Сверкнула молния, осветив дорожки, кусты, сады и здания.
– Птенчик! – взвизгнула я. – Птенчик!
Капли дождя стучали по кирпичу и листьям над моей головой.
Я снова закричала.
Тишина.
Я снова и снова выкрикивала его имя, как безумная. Вскоре меня начала бить дрожь.
Потом я увидела его.
Он жался под кустом, пригнув голову к земле, направив уши вперед под прямым углом. Сквозь мокрую слипшуюся шерсть виднелись полоски белой кожи, как трещины на старой краске.
Я подошла к нему и села на корточки. Кот выглядел так, будто его вначале опустили в воду, а потом вываляли в земле. Сосновые иголки, кора, трава прилипли к голове и спине.
– Птенчик? – тихо сказала я, протягивая к нему руки.
Он поднял голову, на меня уставились круглые желтые глаза. Сверкнула молния. Птенчик поднялся, выгнул спину и сказал: "Мур".
Я протянула к нему ладони.
– Иди сюда, Птенчик, – прошептала я.
Он помешкал, потом подбежал ко мне, прижался к моему бедру и повторил свое "мур".

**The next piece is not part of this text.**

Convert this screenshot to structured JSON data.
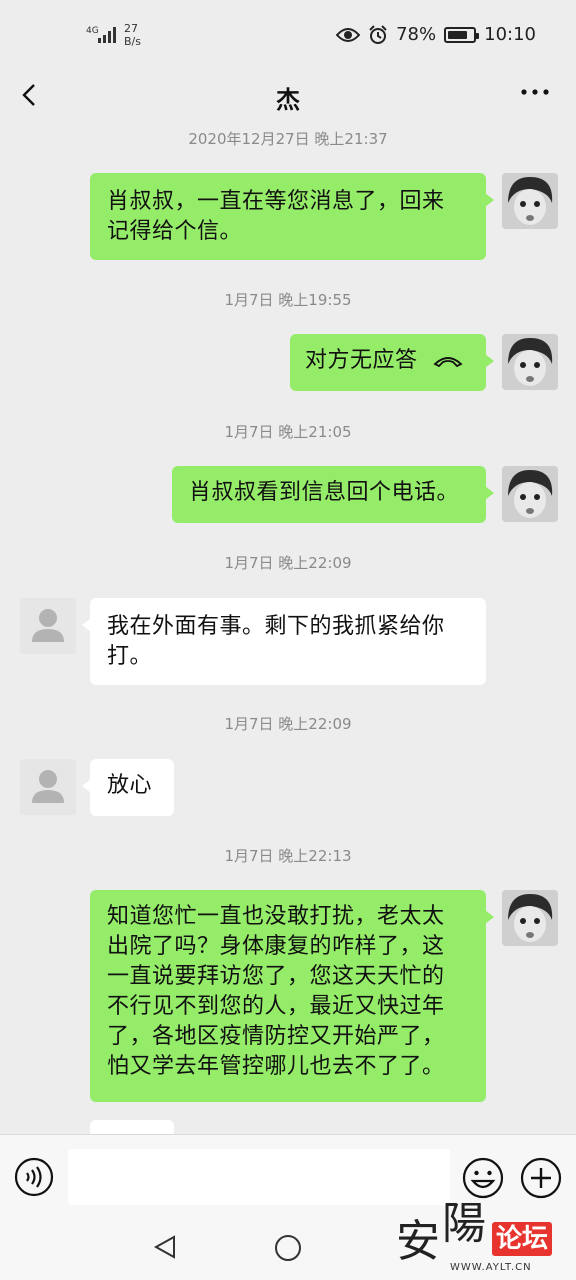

Я подхватила кота, прижала к груди и побежала на кухню. Птенчик вцепился передними лапами в плечо и прильнул ко мне, как обезьянка к маме. Я чувствовала его когти через насквозь промокшую рубашку.
Через десять минут я его уже отмыла. Белая шерсть покрыла несколько полотенец и витала в воздухе. Хоть раз он не протестовал.
Птенчик проглотил чашку корма "Сайнс Дайет" и блюдечко ванильного мороженого. Потом я отнесла его в кровать. Он залез под одеяло и растянулся во весь рост вдоль моей ноги. Я чувствовала, как напряглось, а потом расслабилось его тельце, когда он потянулся, потом устроился на матрасе. Шерсть еще не высохла, но я не возражала. Мой кот вернулся.
– Я люблю тебя, Птенчик, – призналась я в ночи.